Brazilian journalist Gleydson Carvalho died Thursday after two men fatally shot him at his radio studio while he was on air.

Carvalho worked at Radio Liberdade FM in the city of Camocim, Ceará. A coworker told G1 that he was threatened because of political denunciations he had made.

On the morning of August 6, he was directing a radio program when two men shot him three times during a musical interlude in the show and fled, El Pais reported. The men had pretended to be advertisers in order to gain access to the building, the newspaper added.

Carvalho was taken to the hospital, but died on the way.

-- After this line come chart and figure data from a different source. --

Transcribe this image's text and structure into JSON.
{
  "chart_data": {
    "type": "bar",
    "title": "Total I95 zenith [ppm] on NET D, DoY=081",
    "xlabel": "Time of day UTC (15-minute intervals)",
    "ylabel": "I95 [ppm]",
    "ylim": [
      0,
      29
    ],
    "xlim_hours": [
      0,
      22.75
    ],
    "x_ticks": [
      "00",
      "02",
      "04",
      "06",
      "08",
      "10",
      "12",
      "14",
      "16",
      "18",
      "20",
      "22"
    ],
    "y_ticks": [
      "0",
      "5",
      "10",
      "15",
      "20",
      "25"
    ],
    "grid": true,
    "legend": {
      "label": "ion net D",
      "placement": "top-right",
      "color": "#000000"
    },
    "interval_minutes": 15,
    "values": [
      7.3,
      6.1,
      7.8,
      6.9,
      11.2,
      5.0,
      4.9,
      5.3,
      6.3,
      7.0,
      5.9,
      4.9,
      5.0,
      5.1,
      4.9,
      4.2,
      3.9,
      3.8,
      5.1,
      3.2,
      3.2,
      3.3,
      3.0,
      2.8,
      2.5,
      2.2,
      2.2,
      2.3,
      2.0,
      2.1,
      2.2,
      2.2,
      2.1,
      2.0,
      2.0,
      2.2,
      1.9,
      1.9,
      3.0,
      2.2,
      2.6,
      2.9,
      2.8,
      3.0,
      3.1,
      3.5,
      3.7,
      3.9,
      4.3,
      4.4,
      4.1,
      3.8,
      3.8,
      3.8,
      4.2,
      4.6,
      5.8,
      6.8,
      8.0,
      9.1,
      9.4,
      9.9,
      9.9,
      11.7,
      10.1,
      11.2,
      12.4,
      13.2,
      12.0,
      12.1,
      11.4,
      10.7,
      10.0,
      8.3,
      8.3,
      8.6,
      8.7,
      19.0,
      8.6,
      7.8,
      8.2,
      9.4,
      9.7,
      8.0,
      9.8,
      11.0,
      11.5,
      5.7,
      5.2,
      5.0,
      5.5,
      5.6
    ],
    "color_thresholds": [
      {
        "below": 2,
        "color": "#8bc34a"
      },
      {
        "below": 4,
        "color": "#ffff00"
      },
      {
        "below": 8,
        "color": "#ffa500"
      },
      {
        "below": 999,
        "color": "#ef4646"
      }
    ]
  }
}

On August 7, police arrested two people suspected of participating in Carvalho’s murder, yet the two people who shot him are still at large, according to G1.

The state government said they’ve given Military Police priority over the case.

The Committee to Protect Journalists (CPJ) condemned the murder and Sara Rafsky, the organization’s Americas research associate, said "Authorities must take action to combat a press freedom crisis that is violating the right of all Brazilians to be informed, not to mention ending journalists' lives."

Carvalho is the fourth journalist to be killed in Brazil this year for his work, according to CPJ.

On March 5, Paraguayan Gerardo Ceferino Servían Coronel, also a radio journalist, was fatally shot about six times in Ponta Porã, Brazil. Blogger Evany José Metzker’s decapitated body, which had signs of torture, was found in Minas Gerais on May 18. Six days later, the tortured body of community radio journalist Djalma Santos da Conceição was found in the state of Bahia. Masked men had kidnapped him from a bar the night before. CPJ reported that none of these cases have been resolved.

CPJ reports that at least 16 journalists have been killed for their work since 2011. Brazil ranks eleventh on CPJ’s 2014 Global Impunity Index.